Acting Surgeon General of the United States
- In office January 20, 2021 – March 24, 2021
- President: Joe Biden
- Preceded by: Jerome Adams (permanent) Erica Schwartz (acting)
- Succeeded by: Vivek Murthy

Personal details
- Education: Towson University (BS) Uniformed Services University of the Health Sciences (MS)

Military service
- Allegiance: United States
- Branch/service: United States Navy USPHS Commissioned Corps
- Rank: Rear Admiral

= Susan Orsega =

American rear admiral

Susan M. Orsega is an American nurse and retired rear admiral who currently serves as the deputy assistant secretary of Defense for Health Services Policy and Oversight within the Office of the Assistant Secretary of Defense for Health Affairs since November 2024.

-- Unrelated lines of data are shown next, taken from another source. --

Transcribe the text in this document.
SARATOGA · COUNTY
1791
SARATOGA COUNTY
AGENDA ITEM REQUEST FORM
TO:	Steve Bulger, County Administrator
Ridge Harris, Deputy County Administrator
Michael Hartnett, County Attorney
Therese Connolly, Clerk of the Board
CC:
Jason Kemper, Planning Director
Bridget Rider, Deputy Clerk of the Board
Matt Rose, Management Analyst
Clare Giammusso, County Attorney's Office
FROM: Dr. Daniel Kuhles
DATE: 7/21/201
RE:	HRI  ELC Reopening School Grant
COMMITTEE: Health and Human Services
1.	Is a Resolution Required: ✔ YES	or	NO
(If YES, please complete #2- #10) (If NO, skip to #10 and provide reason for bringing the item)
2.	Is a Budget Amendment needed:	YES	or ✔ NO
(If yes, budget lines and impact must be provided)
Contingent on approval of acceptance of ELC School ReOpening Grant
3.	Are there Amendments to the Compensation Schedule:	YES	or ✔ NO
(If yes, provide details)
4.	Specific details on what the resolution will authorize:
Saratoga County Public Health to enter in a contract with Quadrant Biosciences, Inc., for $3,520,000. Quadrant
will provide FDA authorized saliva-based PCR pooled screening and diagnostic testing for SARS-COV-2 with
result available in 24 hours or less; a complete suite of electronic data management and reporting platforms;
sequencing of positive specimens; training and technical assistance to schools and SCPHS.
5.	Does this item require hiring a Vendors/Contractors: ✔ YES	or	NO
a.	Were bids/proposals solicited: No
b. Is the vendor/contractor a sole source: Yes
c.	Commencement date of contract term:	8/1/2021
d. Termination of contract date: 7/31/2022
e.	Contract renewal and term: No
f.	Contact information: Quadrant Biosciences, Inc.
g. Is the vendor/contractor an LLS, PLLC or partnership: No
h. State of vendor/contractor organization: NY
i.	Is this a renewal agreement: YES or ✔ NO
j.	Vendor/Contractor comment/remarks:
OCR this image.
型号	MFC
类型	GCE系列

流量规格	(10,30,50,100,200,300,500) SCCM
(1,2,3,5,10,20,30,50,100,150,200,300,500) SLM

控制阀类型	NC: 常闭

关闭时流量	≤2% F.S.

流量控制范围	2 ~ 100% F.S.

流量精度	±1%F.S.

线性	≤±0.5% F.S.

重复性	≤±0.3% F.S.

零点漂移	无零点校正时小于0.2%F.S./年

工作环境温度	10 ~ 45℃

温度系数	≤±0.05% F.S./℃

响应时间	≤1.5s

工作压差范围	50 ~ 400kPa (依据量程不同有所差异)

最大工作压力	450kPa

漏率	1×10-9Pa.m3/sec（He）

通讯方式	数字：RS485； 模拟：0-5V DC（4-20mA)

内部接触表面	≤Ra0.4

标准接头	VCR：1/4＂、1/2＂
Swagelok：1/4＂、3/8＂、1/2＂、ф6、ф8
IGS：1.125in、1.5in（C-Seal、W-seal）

== Early life and education ==
Orsega was raised in Whitehall, Allegheny County, Pennsylvania, and graduated from Baldwin High School. She matriculated at Towson University, earning a Bachelor of Science in nursing before going on to enroll in the Uniformed Services University of the Health Sciences, where she would earn a master's degree in science.

== Career ==
In 1989, Orsega began her career at the National Institutes of Health studying as a nurse practitioner concerning the subject of HIV/AIDS. Before being selected by President Joe Biden to take the position as acting Surgeon General, she worked at the National Institute of Allergy and Infectious Diseases. She previously served as the senior advisor to the Assistant Secretary for Health from March 2021 to December 2023.

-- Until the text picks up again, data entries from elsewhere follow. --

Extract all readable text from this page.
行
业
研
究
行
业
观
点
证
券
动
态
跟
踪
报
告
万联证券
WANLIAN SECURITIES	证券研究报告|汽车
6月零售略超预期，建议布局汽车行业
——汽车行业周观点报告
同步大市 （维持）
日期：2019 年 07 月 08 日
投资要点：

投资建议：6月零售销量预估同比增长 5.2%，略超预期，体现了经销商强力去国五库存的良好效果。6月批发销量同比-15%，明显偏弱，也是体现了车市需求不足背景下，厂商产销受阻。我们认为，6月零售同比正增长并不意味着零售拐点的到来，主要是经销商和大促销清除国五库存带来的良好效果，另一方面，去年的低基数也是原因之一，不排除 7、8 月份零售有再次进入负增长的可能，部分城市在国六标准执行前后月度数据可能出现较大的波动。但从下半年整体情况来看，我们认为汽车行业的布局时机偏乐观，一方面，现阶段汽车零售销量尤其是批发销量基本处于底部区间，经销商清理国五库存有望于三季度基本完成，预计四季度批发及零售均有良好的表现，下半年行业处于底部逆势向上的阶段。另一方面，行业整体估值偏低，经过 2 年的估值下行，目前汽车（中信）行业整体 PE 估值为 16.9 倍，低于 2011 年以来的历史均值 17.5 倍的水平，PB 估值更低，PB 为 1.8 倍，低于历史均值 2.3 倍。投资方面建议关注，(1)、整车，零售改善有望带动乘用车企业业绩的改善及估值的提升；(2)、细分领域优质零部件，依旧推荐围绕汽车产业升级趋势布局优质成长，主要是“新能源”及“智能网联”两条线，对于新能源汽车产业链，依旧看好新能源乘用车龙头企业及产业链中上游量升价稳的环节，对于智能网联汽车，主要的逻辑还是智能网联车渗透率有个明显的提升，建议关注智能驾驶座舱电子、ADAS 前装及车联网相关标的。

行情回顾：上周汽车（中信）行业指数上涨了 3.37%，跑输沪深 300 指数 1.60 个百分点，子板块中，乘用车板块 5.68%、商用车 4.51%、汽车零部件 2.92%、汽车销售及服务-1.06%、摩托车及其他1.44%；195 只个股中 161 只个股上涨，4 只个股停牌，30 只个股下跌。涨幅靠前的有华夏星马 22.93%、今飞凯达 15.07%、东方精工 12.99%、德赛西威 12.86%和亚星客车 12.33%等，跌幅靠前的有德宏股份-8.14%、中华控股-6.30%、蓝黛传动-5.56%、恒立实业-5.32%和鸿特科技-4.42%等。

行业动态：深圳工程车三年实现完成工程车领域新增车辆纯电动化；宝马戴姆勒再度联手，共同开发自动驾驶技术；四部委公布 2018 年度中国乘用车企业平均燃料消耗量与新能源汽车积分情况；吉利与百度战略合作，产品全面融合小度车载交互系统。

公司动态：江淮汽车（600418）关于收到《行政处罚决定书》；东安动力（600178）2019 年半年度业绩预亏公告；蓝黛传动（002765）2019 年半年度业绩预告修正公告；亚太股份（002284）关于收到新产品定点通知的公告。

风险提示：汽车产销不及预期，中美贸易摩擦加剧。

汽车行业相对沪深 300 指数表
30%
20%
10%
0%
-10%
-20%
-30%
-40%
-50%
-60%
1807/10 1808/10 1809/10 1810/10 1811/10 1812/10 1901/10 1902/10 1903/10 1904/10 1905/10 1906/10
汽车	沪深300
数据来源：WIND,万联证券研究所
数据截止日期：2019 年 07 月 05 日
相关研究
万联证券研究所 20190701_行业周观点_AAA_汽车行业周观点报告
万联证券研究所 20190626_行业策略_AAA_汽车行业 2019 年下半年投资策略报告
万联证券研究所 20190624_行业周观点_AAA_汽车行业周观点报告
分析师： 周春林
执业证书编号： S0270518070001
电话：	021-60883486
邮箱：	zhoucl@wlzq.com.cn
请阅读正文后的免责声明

Orsega was the acting surgeon general from January 20 to March 4, 2021. Orsega is one of the first nurses to serve in the position. She also previously served as the director of Commissioned Corps Headquarters, tasked with the administration of the members of the U.S. Public Health Service Commissioned Corps (USPHS), from March 2019 to October 2021. Prior to becoming acting surgeon general, Orsega was the chief nurse officer of the USPHS from 2016 until 2019.